Bilder erzählen Lebensgeschichten

SZ-Mitarbeiterin Marija Herceg lieferte die Texte. Die Fotos kamen von Iris Maurer und Oliver Dietze. So entstand eine SZ-Serie über Einwanderer, die in Saarbrücken eingebürgert wurden. Jetzt wurde daraus auch eine Ausstellung im Volkshochschulzentrum.

Es sei ihr erst aufgefallen, als sie die Bilder, die über Monate hinweg entstanden sind, zusammen betrachtet hat: "Alle Personen haben einen sehr wachen, offenen Blick", sagt Iris Maurer.

Seit Ende vergangener Woche hängen die Fotos, die sie und Oliver Dietze im Auftrag der Saarbrücker Zeitung gemacht haben, im Volkshochschulzentrum am Schlossplatz. Dort erzählen sie "eindrucksvolle Geschichten" darüber, "was Menschen dazu bringt, Deutsche zu werden", wie Saarbrückens Migrations-Dezernent Kajo Breuer bei der Eröffnung der Ausstellung "Gesichter: Geschichten zur Einbürgerung" sagte.

Das Zuwanderungs- und Integrationsbüro der Landeshauptstadt, die Volkshochschule des Regionalverbands und die Heinrich-Böll-Stiftung haben die Ausstellung gemeinsam organisiert. Grundlage dafür waren neben den Fotos von Maurer und Dietze die Texte, die Marija Herceg für die SZ-Serie "Saarbrücker Neubürger" geschrieben hat. Texte, für die Ilka Desgranges, die Leiterin der SZ-Regionalredaktion Mitte, Marija Herceg "eine ganz besondere Gabe" bescheinigte.

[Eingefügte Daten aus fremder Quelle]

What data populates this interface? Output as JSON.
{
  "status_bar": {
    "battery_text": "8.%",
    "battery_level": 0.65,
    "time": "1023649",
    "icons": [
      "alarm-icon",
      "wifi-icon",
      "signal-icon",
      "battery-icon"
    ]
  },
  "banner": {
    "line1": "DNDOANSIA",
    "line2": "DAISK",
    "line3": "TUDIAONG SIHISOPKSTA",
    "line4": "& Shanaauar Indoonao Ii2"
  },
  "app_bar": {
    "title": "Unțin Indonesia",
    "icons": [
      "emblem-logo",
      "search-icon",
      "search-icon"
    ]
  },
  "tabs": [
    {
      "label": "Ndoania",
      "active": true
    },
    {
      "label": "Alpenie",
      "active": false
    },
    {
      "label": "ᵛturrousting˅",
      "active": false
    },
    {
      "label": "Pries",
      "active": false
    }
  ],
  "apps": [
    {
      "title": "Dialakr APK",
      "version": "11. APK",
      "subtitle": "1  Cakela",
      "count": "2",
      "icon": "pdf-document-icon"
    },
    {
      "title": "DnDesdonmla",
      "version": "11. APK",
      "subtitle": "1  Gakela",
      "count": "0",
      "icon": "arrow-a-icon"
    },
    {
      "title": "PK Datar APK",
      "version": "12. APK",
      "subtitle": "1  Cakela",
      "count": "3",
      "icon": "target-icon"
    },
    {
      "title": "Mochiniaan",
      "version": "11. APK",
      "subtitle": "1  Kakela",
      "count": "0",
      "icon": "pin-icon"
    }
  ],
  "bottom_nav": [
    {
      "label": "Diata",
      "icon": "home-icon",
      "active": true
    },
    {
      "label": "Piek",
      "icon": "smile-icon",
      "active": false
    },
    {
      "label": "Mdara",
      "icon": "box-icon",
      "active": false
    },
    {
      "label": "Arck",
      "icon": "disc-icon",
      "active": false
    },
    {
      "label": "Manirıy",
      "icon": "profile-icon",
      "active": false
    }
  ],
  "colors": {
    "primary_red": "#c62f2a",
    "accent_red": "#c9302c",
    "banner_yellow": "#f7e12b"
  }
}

Die "Gabe, erfassen zu können, wer und wie diese Menschen sind". Sie nehme sich Zeit für die Menschen, die sie porträtiert, erklärte Marija Herceg. Das sei Teil des Versuchs, "Menschen zu verstehen". Dass Marija Herceg dann auch wirklich verstehe, erklärte ihr Iulia Popescu, eine der Porträtierten, so: "Du hast dich interessiert." Dass Herceg Zugang gefunden hat und weiter findet (die SZ-Serie läuft weiter), liegt womöglich auch daran, dass sie "ein Kind von Ausländern" ist, wie sie sagt. Im Gegensatz zu den von ihr Porträtierten, hat sie noch keinen deutschen Pass, sondern einen kroatischen. Sie will warten, bis Kroatien Mitglied der Europäischen Union wird und sie dann eine doppelte Staatsbürgerschaft haben kann.

"Wir wollen weg vom Allgemeinen, weg von Beteuerungen", erklärte Ilka Desgranges die Idee zur Serie. Gesichter zeigen, Menschen vorstellen, statt wie früher über "Belastungsgrenzen" für eine Gesellschaft und ein Boot zu schreiben, das angeblich voll ist, das sei Aufgabe der Zeitung.

Für Dagmar Trenz, die für die Volkshochschule sprach, ist das gut, aber nicht selbstverständlich. Es sei schließlich noch gar nicht so lange her, dass sich Deutschland beziehungsweise seine politische Führung schwer damit tat, die Republik als Einwanderungsland zu betrachten.

Das ist Deutschland, darüber herrschte bei der Ausstellungseröffnung Einigkeit. Was jetzt noch entwickelt werden müsse, sei eine "Willkommenskultur", sagte Breuer.

Wobei das auch ein merkwürdiger Begriff sei, denn viele von denen, die den deutschen Pass bekommen, leben seit ihrer Geburt hier - auch viele von denen, deren Gesichter und Geschichten bis zum 16. Mai an der Wand des Volkshochschulzentrums hängen.